Dallas: A Game of the Ewing Family is a board game published by Yaquinto Publications in 1980 that is based on the American television series Dallas.

==Background==
Dallas was an American prime time soap opera that aired on CBS from 1978 to 1991. The series revolved around an affluent and feuding Texas family, the Ewings, who owned the independent oil company Ewing Oil and the cattle-ranching land of Southfork. When someone shot the despicable J.R. Ewing in the second season cliffhanger finale, the series reached its peak popularity; the premiere of the third season, "Who Done It" remains the second-highest-rated primetime telecast ever.
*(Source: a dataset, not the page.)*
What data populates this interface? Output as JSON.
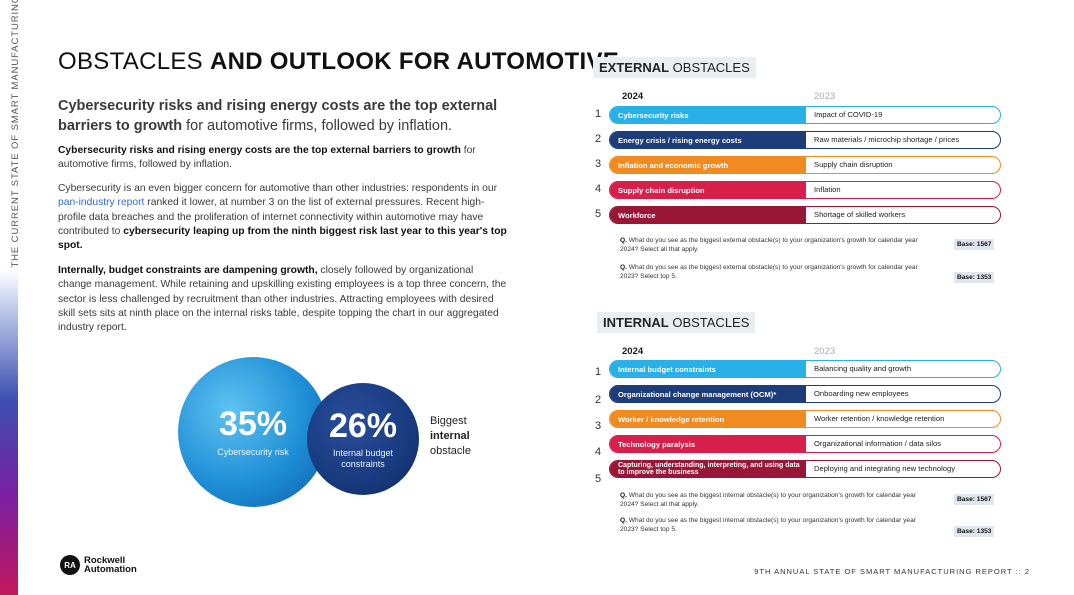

Several game publishers tried to cash in on this popularity, including Simulations Publications Inc. (SPI) with Dallas: The Television Role-Playing Game (1980), and Yaquinto with their family board game Dallas: A Game of the Ewing Family.

==Description==
Dallas is a board game for 2–7 players where each player is a member of the Ewing family who attempts to become the president of the Ewing family business and eventually gain complete control by forcing everyone else out of the game.

===Gameplay===
Each player receives a counter illustrated with a photograph of one member of the Ewing family. Players roll the dice to circle a board, looking for money, stocks and blackmail cards. Trading of assets between players is allowed. At family board meetings, family members use votes and proxies to try to seize control of the President's chair. A player holding a complete set of blackmail cards can force the blackmailed player to vote for the blackmailer.

==Publication history==
At the height of the Dallas television series in 1980, Yaquinto attempted to cash in on the show's popularity by publishing a licensed board game, Dallas: A Game of the Ewing Family, designed by J. Stephen Peek. As with other Yaquinto games, this one was packaged in a double LP-style folder. Yaquinto also licensed foreign-language versions of the game, including German, French, Swedish and Finnish editions.

==Reception==
In Issue 49 of the British wargaming magazine Perfidious Albion, Charles Vasey called this "a cheapo version of Monopoly. You zoom around a really neat map of 'Dallas' which is very amusing (do look closely at it) picking up blackmail cards and stocks in various companies." Vasey compared this board game to SPI's Dallas: The Role-playing Game and concluded, "[Yaquinto's game is] better on the atmosphere, but frankly folks, is this really what you want to play?"